Wormhole/Tether (WUSDT) opened at 0.0372 on 2026-01-10 12:00 ET, reached a high of 0.0382, a low of 0.0368, and closed at 0.0372 as of 2026-01-11 12:00 ET. Total volume was 10,410,114.6, and notional turnover was 381,362.91.
Structure & Formations
The price formed a key bearish engulfing candle at 0.038–0.0381, suggesting short-term exhaustion after the morning rally. A bullish harami pattern at 0.0372–0.0373 hinted at potential bounce support. Resistance appears to be forming at 0.0377–0.0382, with support likely at 0.0371–0.0369 based on repeated tests and volume clustering.

Moving Averages
On the 5-minute chart, the price crossed above the 20-period MA but struggled near the 50-period MA, suggesting mixed momentum. Daily MAs showed a flattening trend, indicating a lack of strong directional bias in the broader timeframe.
MACD & RSI
MACD lines showed a bullish crossover during the morning push but failed to confirm a strong move above zero. RSI remained within 50–60, indicating no overbought or oversold conditions. The divergence between the bullish MACD and the consolidation in price suggests caution ahead.
Bollinger Bands
Price remained within the Bollinger Band range for most of the period, with a brief expansion during the morning rally. The narrowing of the bands in the afternoon suggested declining volatility, though a breakout attempt near the upper band was unsuccessful.
Volume & Turnover
Volume spiked sharply during the 19:15–19:30 ET rally, confirming the strength of the upward move. However, turnover failed to match the volume levels seen during the previous bearish leg, hinting at potential divergence. Volume has since settled into a lower, more stable range as the price consolidates.
Fibonacci Retracements
The 5-minute swing from 0.0372 to 0.0381 found resistance at the 61.8% retracement level (0.0377), aligning with the consolidation seen. Daily retracements suggested a key support zone around 0.0370–0.0368, which held during a sharp drop in the late afternoon.

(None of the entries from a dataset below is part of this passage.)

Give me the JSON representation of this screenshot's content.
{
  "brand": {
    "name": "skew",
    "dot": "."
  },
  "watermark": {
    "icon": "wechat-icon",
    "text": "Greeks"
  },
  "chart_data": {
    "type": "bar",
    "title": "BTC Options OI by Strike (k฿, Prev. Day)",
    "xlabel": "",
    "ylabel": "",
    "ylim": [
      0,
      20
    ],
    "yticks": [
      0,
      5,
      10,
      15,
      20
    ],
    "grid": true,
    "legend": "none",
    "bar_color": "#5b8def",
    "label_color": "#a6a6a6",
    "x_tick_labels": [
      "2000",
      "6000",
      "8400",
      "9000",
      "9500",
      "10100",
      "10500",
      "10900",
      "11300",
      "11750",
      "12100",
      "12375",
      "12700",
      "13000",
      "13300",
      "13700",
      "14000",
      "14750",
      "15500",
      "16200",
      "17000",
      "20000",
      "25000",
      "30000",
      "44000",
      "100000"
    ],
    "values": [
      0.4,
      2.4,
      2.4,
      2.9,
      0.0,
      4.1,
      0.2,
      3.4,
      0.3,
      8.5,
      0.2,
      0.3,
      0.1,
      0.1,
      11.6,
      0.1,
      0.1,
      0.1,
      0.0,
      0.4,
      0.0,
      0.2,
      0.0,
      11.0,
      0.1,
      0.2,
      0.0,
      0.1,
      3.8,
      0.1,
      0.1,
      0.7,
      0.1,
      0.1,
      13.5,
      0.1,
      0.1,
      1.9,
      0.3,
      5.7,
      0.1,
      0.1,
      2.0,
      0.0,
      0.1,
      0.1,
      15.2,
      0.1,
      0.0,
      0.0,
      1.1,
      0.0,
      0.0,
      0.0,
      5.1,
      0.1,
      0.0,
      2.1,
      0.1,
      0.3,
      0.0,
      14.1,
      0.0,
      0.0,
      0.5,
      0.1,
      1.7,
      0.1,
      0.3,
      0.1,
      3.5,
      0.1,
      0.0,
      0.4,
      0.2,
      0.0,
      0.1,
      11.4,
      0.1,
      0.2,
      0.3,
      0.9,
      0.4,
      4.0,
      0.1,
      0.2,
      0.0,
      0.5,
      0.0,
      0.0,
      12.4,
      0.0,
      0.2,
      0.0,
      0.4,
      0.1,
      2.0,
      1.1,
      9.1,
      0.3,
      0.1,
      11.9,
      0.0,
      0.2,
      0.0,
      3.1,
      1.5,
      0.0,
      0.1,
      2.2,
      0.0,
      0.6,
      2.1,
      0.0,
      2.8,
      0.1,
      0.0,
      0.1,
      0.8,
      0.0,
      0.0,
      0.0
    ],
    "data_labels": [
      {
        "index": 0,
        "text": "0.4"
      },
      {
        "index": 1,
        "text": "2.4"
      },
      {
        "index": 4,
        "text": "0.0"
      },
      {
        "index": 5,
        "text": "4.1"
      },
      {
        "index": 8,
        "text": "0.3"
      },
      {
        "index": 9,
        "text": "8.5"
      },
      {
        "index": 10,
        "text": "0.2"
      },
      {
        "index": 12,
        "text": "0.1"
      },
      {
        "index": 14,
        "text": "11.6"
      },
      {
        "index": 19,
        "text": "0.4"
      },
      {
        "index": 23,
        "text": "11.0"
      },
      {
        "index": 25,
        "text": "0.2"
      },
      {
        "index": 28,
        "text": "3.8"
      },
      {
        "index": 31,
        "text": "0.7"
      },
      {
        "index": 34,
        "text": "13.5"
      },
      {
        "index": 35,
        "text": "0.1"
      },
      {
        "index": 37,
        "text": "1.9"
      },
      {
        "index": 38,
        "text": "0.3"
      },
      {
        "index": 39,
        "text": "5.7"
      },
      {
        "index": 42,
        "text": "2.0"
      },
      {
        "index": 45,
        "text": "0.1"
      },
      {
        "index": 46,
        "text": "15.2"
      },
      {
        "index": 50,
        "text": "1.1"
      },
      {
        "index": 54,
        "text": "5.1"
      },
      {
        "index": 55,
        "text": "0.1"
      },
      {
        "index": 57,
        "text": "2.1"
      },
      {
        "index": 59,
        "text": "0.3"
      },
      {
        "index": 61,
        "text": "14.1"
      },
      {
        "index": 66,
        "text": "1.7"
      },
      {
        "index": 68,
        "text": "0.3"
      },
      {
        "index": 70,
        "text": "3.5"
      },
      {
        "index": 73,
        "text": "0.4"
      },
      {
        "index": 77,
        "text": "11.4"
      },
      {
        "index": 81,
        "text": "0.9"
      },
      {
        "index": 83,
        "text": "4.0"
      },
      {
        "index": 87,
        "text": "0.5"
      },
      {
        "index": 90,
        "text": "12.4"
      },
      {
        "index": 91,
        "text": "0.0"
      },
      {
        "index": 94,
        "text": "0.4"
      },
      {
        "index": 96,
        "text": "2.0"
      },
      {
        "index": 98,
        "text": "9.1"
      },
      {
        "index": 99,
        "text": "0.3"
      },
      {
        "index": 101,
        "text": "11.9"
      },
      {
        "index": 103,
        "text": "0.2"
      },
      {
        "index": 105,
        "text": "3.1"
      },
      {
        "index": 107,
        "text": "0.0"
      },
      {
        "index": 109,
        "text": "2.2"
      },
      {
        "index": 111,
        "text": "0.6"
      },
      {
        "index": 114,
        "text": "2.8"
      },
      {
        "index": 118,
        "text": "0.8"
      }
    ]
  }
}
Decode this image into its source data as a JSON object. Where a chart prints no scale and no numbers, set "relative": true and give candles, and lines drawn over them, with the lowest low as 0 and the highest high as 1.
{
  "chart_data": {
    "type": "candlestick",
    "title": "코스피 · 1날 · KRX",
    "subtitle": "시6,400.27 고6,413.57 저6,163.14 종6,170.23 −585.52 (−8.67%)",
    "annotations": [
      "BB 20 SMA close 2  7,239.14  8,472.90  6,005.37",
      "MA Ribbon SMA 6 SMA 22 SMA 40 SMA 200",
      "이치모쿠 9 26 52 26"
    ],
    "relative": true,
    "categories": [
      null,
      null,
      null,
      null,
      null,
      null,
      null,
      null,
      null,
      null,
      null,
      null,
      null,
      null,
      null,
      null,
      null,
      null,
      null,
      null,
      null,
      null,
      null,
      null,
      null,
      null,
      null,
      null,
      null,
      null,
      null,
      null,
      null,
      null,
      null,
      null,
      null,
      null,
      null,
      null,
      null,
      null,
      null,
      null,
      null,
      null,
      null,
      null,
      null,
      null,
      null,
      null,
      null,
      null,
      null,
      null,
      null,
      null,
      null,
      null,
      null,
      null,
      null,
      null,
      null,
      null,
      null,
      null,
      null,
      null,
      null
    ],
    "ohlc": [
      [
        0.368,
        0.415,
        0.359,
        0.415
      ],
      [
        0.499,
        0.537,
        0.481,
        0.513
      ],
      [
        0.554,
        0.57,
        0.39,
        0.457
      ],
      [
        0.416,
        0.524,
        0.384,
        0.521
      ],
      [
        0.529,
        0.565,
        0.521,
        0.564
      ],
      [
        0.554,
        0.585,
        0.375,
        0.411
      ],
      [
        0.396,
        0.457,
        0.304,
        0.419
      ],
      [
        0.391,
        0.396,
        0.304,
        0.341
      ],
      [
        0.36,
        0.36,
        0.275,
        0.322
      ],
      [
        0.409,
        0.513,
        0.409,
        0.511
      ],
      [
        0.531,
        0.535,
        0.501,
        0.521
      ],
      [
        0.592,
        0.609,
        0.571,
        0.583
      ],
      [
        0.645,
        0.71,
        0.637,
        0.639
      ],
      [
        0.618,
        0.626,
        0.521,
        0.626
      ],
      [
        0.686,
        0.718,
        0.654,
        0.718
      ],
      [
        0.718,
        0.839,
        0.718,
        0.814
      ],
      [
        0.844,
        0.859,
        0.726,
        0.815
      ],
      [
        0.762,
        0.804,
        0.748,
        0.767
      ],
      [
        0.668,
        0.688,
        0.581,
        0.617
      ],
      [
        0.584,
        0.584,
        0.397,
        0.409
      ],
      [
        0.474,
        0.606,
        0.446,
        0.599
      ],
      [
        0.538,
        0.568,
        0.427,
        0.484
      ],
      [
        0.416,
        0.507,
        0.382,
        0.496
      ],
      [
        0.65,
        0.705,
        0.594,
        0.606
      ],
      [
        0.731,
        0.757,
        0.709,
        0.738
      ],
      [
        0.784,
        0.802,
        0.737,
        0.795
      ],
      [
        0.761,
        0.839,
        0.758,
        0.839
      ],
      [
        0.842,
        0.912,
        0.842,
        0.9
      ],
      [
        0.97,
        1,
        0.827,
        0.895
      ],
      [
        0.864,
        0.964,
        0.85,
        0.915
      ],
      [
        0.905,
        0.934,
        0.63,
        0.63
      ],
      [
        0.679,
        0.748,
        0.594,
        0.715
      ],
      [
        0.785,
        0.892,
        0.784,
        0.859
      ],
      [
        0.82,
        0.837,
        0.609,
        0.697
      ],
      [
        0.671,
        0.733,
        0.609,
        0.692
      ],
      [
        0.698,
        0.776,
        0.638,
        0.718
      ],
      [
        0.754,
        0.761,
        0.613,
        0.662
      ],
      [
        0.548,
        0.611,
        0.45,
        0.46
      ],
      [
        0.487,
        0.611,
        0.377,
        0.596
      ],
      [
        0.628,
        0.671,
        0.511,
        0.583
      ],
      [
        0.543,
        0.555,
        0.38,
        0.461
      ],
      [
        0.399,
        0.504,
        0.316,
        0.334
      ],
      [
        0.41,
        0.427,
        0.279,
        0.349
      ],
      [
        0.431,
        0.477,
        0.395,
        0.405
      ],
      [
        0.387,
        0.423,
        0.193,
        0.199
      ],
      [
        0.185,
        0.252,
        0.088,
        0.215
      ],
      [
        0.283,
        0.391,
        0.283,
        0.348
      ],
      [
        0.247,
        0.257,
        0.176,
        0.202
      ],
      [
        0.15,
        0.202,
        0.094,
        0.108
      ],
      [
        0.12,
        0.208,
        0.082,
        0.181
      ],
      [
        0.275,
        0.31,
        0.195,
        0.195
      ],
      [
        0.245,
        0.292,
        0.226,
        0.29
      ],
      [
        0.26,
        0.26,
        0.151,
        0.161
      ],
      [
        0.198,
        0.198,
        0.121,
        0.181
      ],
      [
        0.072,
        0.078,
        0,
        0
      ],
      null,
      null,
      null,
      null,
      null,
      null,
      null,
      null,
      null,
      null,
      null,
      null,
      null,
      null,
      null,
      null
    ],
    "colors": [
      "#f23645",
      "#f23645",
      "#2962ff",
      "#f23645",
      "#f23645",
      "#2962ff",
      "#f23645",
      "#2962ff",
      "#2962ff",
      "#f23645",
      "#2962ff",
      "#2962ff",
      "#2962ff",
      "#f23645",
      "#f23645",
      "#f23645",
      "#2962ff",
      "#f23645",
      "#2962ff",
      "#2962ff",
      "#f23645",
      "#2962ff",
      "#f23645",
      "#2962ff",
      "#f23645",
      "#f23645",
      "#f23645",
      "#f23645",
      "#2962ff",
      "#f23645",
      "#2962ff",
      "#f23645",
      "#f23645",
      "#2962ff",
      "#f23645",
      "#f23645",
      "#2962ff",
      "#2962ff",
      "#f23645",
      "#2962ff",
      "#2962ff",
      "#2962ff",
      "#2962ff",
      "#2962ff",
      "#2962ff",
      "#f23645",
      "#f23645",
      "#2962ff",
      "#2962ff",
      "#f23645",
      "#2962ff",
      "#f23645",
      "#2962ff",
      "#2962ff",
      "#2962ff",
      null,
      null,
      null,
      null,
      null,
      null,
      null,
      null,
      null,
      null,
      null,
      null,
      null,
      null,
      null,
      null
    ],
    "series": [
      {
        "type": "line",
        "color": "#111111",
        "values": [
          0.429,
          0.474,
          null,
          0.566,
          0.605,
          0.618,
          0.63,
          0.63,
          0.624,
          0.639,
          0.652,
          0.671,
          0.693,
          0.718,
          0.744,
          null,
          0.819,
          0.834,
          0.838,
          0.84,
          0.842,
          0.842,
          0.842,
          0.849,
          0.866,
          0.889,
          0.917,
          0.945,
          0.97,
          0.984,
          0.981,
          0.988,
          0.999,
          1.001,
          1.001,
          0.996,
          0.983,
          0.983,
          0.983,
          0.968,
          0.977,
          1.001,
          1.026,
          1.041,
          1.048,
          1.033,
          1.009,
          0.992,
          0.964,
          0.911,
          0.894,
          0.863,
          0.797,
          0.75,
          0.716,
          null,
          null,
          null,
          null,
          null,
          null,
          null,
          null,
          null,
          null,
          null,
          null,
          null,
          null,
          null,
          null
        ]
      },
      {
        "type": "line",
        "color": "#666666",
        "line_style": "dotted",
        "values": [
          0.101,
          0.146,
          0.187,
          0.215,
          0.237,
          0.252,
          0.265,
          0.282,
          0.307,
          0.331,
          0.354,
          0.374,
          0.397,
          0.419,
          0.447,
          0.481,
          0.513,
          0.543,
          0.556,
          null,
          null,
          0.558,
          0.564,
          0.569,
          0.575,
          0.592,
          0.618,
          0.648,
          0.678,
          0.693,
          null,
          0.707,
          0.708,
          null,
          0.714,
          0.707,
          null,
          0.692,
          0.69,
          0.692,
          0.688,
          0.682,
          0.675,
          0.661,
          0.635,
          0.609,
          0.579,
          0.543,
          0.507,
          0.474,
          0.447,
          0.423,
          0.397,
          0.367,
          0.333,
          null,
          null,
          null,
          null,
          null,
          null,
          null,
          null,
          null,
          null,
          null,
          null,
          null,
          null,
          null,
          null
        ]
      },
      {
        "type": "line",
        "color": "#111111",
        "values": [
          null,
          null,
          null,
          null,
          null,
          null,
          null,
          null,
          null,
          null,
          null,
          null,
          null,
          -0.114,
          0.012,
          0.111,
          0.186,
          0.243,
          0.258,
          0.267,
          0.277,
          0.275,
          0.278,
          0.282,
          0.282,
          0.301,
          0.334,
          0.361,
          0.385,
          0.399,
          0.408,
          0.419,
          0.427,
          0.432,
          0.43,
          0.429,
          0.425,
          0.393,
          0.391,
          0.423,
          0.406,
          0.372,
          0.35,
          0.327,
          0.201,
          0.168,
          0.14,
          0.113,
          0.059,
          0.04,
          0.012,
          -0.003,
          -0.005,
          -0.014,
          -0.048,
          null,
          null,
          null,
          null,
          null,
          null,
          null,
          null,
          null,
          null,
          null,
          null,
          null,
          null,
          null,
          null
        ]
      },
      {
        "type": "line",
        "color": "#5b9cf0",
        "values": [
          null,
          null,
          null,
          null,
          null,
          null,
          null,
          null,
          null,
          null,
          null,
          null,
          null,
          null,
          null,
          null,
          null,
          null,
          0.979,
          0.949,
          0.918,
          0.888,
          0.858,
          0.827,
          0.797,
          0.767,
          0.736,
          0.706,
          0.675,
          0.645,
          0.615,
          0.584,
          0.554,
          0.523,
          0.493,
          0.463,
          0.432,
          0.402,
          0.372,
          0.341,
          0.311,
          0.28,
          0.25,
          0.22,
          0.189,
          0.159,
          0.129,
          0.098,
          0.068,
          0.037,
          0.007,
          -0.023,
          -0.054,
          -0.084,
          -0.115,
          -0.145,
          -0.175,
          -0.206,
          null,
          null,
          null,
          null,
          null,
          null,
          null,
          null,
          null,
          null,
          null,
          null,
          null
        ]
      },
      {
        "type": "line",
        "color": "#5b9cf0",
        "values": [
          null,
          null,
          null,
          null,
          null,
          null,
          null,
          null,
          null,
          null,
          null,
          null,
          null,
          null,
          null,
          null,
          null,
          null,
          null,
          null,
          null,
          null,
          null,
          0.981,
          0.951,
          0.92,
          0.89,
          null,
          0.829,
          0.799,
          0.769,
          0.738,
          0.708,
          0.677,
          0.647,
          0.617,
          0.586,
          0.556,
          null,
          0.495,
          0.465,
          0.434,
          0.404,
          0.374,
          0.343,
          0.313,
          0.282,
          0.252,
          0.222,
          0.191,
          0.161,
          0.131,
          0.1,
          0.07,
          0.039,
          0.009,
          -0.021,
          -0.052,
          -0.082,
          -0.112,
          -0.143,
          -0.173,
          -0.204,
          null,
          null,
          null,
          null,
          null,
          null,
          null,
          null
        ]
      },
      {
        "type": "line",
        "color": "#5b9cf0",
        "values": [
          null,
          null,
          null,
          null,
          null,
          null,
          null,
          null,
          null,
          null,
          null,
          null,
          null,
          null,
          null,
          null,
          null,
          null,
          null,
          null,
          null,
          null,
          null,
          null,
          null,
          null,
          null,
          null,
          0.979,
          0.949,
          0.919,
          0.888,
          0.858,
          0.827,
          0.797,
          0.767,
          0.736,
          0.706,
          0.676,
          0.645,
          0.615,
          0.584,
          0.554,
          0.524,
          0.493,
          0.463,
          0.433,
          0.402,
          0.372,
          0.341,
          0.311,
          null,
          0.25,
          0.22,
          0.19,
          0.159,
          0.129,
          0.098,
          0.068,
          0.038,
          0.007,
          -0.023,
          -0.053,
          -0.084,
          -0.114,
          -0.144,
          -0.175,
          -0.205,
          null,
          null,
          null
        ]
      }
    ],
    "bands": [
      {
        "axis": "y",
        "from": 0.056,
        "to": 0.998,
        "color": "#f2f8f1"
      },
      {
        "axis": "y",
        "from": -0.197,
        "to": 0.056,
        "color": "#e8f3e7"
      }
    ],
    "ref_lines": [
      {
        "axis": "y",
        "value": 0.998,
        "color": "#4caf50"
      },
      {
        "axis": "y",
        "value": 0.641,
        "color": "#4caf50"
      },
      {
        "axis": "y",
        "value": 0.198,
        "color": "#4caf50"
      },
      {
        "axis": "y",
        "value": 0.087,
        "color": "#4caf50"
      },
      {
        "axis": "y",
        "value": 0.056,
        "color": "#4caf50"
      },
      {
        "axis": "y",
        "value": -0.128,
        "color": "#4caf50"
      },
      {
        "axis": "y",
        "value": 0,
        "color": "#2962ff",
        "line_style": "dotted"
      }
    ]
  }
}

The market appears to be consolidating after a brief rally, with a possible test of the 0.0368–0.0370 support zone expected in the next 24 hours. Traders should monitor for a breakdown below 0.0369 as a possible bearish trigger, though a rebound into 0.0374–0.0377 could see renewed buying. Volatility remains moderate, but divergence in momentum indicators suggests caution is warranted.